Gestures are believed to be a more natural and intuitive communication between humans and devices. Ideally, we want users to not think in terms of handling an input device, but naturally use their hands to execute tasks or make use of their skills just as they do for gestural communication with other humans.
We exploit the egocentric paradigm, and focus our attention on hand gestures. Through this method, we hope to help the visually impaired by helping them use simple gestures to interact with their smart phone without physically touching it. We believe that our Hand gesture recognition framework will make the lives of the users simpler by achieving “hands free” interaction through eliminating the need to hold or press the device.
Outline of the Gesture Recognition Method:
1)Hand Segmentation We have used the methodology implemented in “Pixel-level Hand Detection in Ego-Centric Videos” by Cheng Li and Kris M. Kitani.

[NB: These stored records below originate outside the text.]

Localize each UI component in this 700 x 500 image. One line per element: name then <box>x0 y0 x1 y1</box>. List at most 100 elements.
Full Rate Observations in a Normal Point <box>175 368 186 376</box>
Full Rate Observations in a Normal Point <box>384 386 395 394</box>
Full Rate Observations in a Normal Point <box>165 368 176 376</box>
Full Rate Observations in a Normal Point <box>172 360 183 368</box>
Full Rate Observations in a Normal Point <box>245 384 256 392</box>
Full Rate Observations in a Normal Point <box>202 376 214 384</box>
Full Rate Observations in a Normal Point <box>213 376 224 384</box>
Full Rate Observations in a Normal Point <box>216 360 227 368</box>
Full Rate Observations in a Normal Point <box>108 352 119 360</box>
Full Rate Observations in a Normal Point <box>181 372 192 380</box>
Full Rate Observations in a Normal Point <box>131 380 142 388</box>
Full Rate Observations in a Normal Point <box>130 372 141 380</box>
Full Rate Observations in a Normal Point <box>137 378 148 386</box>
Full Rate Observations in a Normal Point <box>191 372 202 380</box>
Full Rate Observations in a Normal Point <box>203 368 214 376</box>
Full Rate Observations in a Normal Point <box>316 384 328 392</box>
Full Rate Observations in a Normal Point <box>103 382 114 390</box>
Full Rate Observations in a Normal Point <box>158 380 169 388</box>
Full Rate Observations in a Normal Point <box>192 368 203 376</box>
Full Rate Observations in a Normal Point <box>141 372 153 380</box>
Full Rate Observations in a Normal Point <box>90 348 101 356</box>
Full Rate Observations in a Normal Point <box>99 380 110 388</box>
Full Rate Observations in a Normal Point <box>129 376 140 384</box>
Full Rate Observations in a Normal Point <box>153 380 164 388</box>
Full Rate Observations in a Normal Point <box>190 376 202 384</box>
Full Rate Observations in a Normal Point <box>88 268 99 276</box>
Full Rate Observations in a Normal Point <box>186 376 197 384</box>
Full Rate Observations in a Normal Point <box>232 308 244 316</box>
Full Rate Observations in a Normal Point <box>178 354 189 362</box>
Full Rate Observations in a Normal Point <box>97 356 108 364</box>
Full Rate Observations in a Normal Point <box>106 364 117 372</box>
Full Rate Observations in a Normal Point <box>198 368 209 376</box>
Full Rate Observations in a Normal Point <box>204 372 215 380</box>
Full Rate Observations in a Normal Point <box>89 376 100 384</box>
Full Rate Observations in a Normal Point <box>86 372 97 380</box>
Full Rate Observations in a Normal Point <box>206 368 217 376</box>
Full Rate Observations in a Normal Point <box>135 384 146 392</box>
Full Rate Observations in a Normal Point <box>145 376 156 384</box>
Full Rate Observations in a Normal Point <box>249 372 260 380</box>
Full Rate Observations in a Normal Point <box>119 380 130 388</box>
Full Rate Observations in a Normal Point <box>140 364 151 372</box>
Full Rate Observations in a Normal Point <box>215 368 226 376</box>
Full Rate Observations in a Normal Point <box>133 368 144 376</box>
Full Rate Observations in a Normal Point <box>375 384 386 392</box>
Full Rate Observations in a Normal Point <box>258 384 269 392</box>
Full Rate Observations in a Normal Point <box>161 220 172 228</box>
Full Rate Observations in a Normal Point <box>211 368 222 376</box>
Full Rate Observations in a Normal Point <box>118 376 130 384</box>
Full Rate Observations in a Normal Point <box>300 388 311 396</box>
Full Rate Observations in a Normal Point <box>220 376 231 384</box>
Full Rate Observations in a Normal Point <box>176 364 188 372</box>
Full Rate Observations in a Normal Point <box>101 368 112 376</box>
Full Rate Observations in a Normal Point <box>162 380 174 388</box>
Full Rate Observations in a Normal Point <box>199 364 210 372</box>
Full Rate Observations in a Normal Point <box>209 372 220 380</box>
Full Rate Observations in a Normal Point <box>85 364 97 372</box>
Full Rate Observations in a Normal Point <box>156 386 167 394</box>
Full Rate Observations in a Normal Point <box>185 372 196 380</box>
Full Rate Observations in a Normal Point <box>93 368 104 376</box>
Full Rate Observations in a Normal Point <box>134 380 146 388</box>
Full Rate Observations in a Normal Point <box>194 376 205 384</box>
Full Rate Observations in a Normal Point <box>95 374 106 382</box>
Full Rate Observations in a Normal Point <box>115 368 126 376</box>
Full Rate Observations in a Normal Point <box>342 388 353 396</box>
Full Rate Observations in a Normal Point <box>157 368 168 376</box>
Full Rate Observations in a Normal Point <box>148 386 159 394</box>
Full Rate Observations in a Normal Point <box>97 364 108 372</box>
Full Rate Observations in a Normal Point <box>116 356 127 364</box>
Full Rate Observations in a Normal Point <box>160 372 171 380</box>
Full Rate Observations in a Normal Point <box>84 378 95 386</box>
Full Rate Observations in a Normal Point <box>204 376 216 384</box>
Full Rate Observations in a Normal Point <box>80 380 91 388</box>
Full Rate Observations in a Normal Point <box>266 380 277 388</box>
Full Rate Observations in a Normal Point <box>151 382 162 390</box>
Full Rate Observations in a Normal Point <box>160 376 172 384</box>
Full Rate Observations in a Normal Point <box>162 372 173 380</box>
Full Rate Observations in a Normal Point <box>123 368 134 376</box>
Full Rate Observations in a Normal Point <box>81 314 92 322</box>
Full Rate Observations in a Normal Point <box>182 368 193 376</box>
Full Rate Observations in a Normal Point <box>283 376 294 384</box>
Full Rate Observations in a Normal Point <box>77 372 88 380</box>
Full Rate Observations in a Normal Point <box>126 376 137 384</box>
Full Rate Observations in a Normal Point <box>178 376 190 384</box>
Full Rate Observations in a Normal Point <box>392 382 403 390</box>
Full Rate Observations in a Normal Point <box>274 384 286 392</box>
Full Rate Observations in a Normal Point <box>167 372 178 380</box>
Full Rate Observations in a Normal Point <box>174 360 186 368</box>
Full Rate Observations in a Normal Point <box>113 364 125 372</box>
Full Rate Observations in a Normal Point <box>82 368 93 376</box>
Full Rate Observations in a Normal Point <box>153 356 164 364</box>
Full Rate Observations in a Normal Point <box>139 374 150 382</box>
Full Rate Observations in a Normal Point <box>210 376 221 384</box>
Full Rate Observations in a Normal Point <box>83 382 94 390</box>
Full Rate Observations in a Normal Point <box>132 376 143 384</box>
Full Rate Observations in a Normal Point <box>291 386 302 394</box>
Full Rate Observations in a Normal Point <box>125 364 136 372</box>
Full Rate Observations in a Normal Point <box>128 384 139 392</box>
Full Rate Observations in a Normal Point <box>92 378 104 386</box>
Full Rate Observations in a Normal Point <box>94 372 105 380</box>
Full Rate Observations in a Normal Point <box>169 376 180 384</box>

This paper extracts superpixels at each frame using the SLIC algorithm that performs a k-means-based local clustering of pixels in a 5-dimensional space, where color and pixel coordinates are used. Superpixels are represented with several features: histograms in the HSV and LAB color spaces, which have proven to be good representations for the skin. Garbor filters and a simple histogram of gradients has been utilized to discriminate between objects with a similar color distribution.
In order to make this algorithm robust to various illumination conditions, we also train a collection of Random Forest classifiers indexed by a global HSV histogram. Thus, training images are distributed among the classifiers by a k-means clustering on the feature space. While testing, the predictions from the five nearest classifier are averaged to make the final prediction. To ensure, semantic coherence in time and space, a smoothing filter is applied. This helps in the prediction since each frame is replaced with a combination of the classifier results from past frames. Grab Cut algorithm has been used to exploit spatial consistency. This helps in the removal of small and isolated pixel groups and also to aggregate bigger connected pixel groups.
2) Gesture Description using Dense Trajectories
We have used the methodology implemented in “Action Recognition by Dense Trajectories” by Heng Wang et al. We extract feature points around the hands of the user, which we obtain after the hand segmentation step. We use the Improved Dense Trajectories to extract feature points that are densely sampled at several spatial scales and tracked using median filtering in a dense optical flow field. We consider the spatio-temporal volume aligned with each trajectory, and compute the Trajectory descriptor, HOG, HOF and MBH around it.
3)Gesture Recognition & Training
Since the histogram descriptors tend to be sparse, we have applied power normalization to the Dense Trajectory features to obtain our final features. We then create codebooks for each of the descriptors (Trajectory Descriptor, HOG, HOF, MBH) each with a vocabulary size of 500. The final feature vector is then obtained by the concatenation of its four power-normalized histograms. Eventually, gestures are recognized using a linear SVM 1-vs-1 classifier.
We test our algorithm on Egocentric Museum Dataset
- We sample 2 videos per subject per action, to create a code book (ie.. codebook generated from 10% of the dataset). Codebook generated by gestures of the Subject under observation.
- Test Train Ratio: 80:20. (1 vs 1 multiclass svm). SVM trained by gestures of only the Subjects under observation.
- We obtain an accuracy of 94% with this approach.